I am pretty sure that Grandma doesn't care. She just wants to swing her arm in the world's least accurate bowling game (as well as not buy any other titles).
Landon Collins
best fps/tps controller ever
though, that was basically the only thing it was best at
this, also metroid 3 was great with it despite being a meh game
Noah Parker
They keep trying and failing to innovate with controllers when Microsoft already made the perfect controller.
Carson Wilson
The Wiimotes were never designed to perceive depth at all. It works nearly like a TV remote. Plus you're comparing two pieces of hardware released 4 years apart.
Easton Smith
>I AM SILLY
Xavier Robinson
the type of people casual enough to play waggleshit obviously didn't care enough to notice how inaccurate it was.
Kayden Diaz
We want the blue sky audience - Nintendo
Hudson Price
When Walmart finally got rid of these fuckers for good I bought every single one they had available at three stores for $10 a pop (nun chucks were $5)
And I’ll never sell. 4 each for Wii, Wii U , dolphin and extras
Kayden Rivera
>The Wiimotes were never designed to perceive depth at all.
iirc, some wii games had you pull the wiimote in or out, so there was some rudimentary attempt at depth perception. it sucked, though.

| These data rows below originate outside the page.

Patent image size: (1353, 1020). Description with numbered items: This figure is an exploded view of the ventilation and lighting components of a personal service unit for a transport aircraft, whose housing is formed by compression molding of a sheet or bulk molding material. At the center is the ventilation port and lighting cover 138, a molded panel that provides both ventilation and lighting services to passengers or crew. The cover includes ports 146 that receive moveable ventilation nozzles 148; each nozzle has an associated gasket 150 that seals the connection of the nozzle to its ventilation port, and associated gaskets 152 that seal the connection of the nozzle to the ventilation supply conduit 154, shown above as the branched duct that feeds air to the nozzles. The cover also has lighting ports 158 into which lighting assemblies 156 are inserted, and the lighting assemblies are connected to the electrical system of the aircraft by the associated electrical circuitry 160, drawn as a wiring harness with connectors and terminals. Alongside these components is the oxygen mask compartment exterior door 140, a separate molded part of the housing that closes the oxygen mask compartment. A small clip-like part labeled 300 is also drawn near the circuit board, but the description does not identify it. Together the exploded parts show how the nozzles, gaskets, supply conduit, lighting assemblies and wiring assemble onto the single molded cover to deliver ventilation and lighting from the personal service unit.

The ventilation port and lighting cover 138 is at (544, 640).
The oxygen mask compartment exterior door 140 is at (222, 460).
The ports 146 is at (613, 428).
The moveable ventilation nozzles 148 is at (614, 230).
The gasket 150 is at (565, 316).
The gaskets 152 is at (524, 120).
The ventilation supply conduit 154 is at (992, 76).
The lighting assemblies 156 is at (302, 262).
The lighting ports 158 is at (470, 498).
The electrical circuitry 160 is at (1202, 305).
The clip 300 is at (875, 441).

>Plus you're comparing two pieces of hardware released 4 years apart.
the psmove was based on eyetoy technology that predates the wiimote.
Zachary Rivera
And because they didn't want to actually CREATE a new console, they just shuffled around a few GameCube parts, shat out a last-generation SD-only console, did a gimmicky controller, and tried to convince everyone that it was the future.
All it did was create mountains of shovelware, inferior ports of Xbox 360 and PS3 games (if not entirely different games altogether by B-teams), and only a few exclusives that were ported to the Wii U either officially or through Virtual Console.
Leo Ortiz
Wiimotes are fun, it was the nunchucks that fucked up all the time. Threw one of mine away this morning after it started pressing buttons on its own.